At the end of the first innings, a few quick observations to augment what Mahesh has already said:

  • India batted well against a weak bowling attack. But the job still has to be done.
  • Sehwag played-and-missed initially, but he then settled down brilliantly even though Ganguly at the other end was scratchy with his timing and placement.
  • Ganguly eventually played quite magnificently.
  • Both Sehwag and Ganguly should have stayed on to finish off the work that they had done. Dravid signalled what appeared to be a “blessing” when Sehwag got to his century. My impression was that he was signalling, “Stay. Your work is not yet done.”
  • India recorded the highest total in World Cup history — the previous highest was the 398 that Sri Lanka got against Kenya.
  • India’s total of 413 for 5 was also the 5th highest ODI total.
  • Tendulkar recorded the 5th fastest World Cup 50 (I think).
  • Yuvraj Singh got 83 off 46 balls. Had he got his century off 50 balls say — which is something I was hoping — he would have scored the fastest century in World Cups and perhaps the 5th fastest 100 in ODIs. But that wasn’t to happen.
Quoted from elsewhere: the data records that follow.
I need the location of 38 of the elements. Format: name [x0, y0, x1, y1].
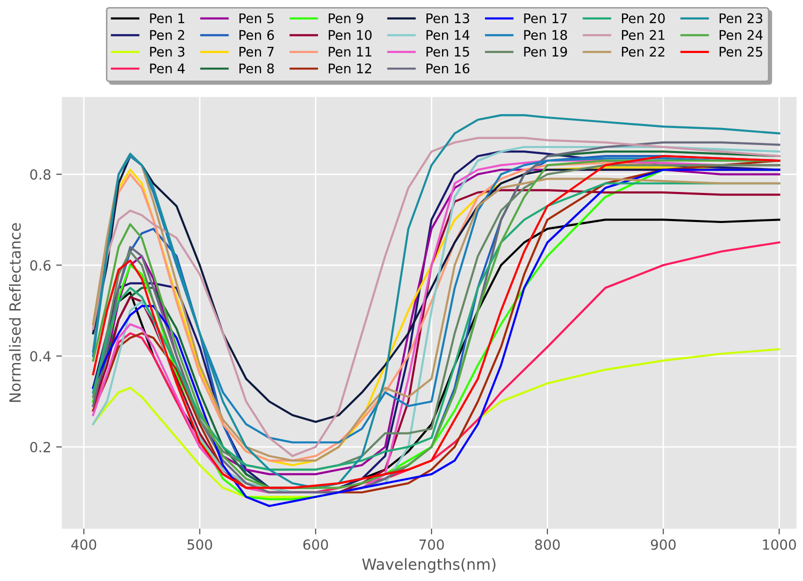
x-axis-title: Wavelengths(nm) — [362, 558, 496, 573]
legend-label: Pen 1 — [150, 13, 184, 24]
y-tick-label: 0.2 — [30, 442, 50, 452]
legend-label: Pen 16 — [426, 63, 470, 74]
legend-label: Pen 10 — [328, 30, 372, 40]
legend-label: Pen 17 — [524, 13, 567, 24]
legend-label: Pen 5 — [239, 13, 274, 24]
legend-label: Pen 6 — [239, 30, 274, 40]
legend-label: Pen 23 — [720, 13, 762, 24]
legend-label: Pen 25 — [720, 46, 762, 57]
y-tick-label: 0.8 — [30, 169, 50, 180]
legend-label: Pen 14 — [426, 30, 470, 40]
legend-label: Pen 19 — [524, 46, 567, 57]
x-tick-label: 1000 — [763, 539, 796, 550]
legend-label: Pen 15 — [426, 46, 470, 57]
legend-label: Pen 18 — [524, 30, 567, 40]
y-tick-label: 0.6 — [30, 260, 51, 271]
y-tick-label: 0.4 — [30, 351, 51, 362]
legend-label: Pen 11 — [328, 46, 372, 57]
legend-label: Pen 8 — [239, 63, 274, 74]
y-axis-title: Normalised Reflectance — [8, 223, 21, 402]
legend-label: Pen 22 — [622, 46, 664, 57]
legend-label: Pen 13 — [426, 13, 470, 24]
legend-label: Pen 20 — [622, 13, 665, 24]
x-tick-label: 900 — [650, 539, 676, 550]
legend-label: Pen 24 — [720, 30, 763, 40]
legend-label: Pen 7 — [239, 46, 274, 57]
legend-label: Pen 2 — [150, 30, 184, 40]
x-tick-label: 600 — [303, 539, 328, 550]
x-tick-label: 700 — [419, 539, 444, 550]
legend-label: Pen 4 — [150, 64, 185, 74]
legend-label: Pen 3 — [150, 46, 184, 57]
legend-label: Pen 21 — [622, 30, 664, 40]
legend-label: Pen 12 — [328, 63, 372, 74]
x-tick-label: 800 — [535, 539, 560, 550]
legend-label: Pen 9 — [328, 13, 364, 24]
x-tick-label: 500 — [188, 539, 212, 550]
x-tick-label: 400 — [71, 539, 96, 550]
However, the big danger for India is that rain and Duckworth-Lewis could spoil the party…

— Mohan

Good solid performance

When Leverock thudded to the ground with a stunner of a catch, the earth shook on impact and then… Virender Sehwag walked in. The immediate thought that came to my mind was that it was bad decision. I thought Mahendra Dhoni should have come in. Sehwag started tentatively poking his bat at the ball outside off. But he settled in and thankfully proved me wrong. Sehwag then restored the faith of his captain with a wonderful century. When Sehwag got to his hundred, I wasn’t sure who was more relieved — Dravid or Sehwag. Sehwag eventually fell trying to go the aerial route on the penultimate ball of powerplay. So powerful was Sehwag’s hitting that the final powerplay wasn’t taken until the 26th over.

Sourav Ganguly on the other end was finding it hard to pick the gaps unless he went over the top. He eventually perished, out stumped trying to hit another six. This was another gritty knock from Saurav Ganguly — it wasn’t as elegant as the Saurav Ganguly of old, but what he missed in elegance was compensated by grit.

Dhoni performed a quick cameo — 29 of 24 with one six. I had expected Sachin Tendulkar to walk in after Ganguly was out, but in came Yuvraj Singh, which was a very bold move.  

I agree the bowling wasn’t that strong, but India had to get a big score — it had to be as close to 400 as possible to give them a realistic chance of qualifying to the Super8s and Yuvraj Singh ensured that.  Yuvraj Singh completed his 50 with his fourth 6 — all hit over mid wicket. But he wasn’t done yet. He hit three more sixes and when he got out the score was 391. His valuable contribution was 83 of 46 balls. It contained 7 sixes and 3 fours.

If Yuvraj Singh’s batting was outstanding, then it is hard to find a superlative for Sachin Tendulkar’s. He batted at a clip faster than Yuvraj Singh and got to his 50 of just 26 deliveries and finished with 57*. Rahul Dravid hit the last ball of the innings for yet another six and India finished at 413 in its fifty overs.

Only one half of the job has been done. The target for India now would be to get Bermuda out for less than 150.